When I speak and say something, I am never understood. When I speak and say something I am not listened to because I do not speak on video. I write and speak. I don’t record videos. Those who make videos perhaps have a better chance of being heard and understood, even appreciated by everyone. The videos are more followed. I am never taken into consideration because I don’t start talking in front of a cam, I don’t show my tits, I don’t whisper, I don’t blink, I don’t talk about fashion and make-up. I feel very frustrated about this because in this society only videos matter. People want to see someone, fantasize, imagine. I don’t show videos. I speak. But I’m not understood.

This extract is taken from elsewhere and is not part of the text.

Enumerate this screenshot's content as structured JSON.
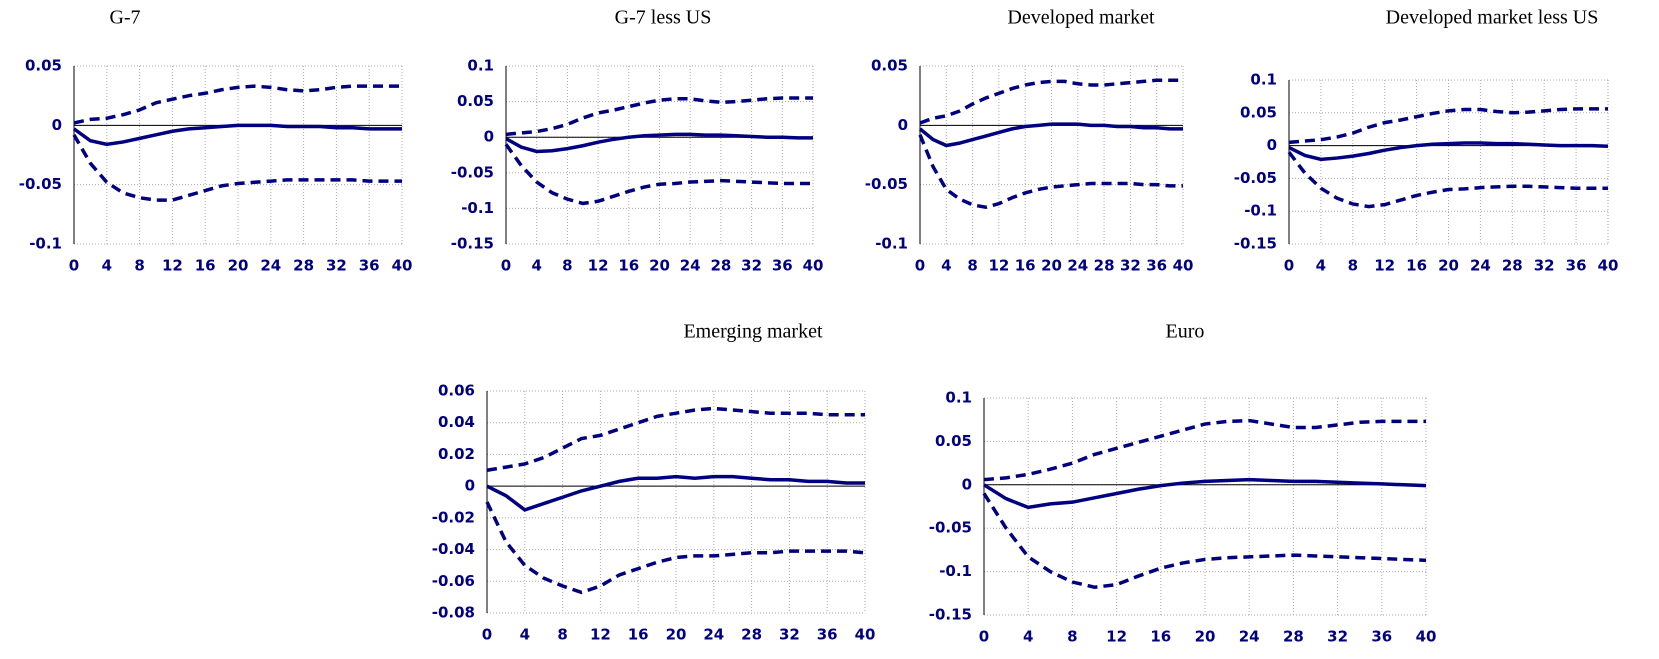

I have lived for half of my life in my art world. Then I got out and discovered reality. Unfortunately for me, not knowing the rules, I didn’t know how to behave, so I was always spontaneous, sincere, without ulterior motives. Instead I had to learn that reality is artificial and that people are almost always constructed and false. I had to suffer criticism because I am too “sociable, open, convivial, affectionate ..” Think about how a person who always has everything with his heart and hears certain things can be. So they explained to me that I have to follow certain behaviors to be accepted by people, people who are all cold, detached, always with a mask and not at all spontaneous. I refused, rather I am alone with my dog and my books. We wrote, sang and danced and the inevitability of the black future was tangible. We looked too far away. We didn’t touch a drop, no substance but our minds were so full of things that we were unstoppable and unstoppable. At night we wandered into philosophical discussions and our intent was not to explain things but to express our experiences. We went to the most unknown alleys of Palermo, wandering in search of wonderfully unknown corners. We sighed as if we were in love with the air itself. How can one continue to live after having touched eternity? How can we expect a future that was invisible to us? We were our infinity.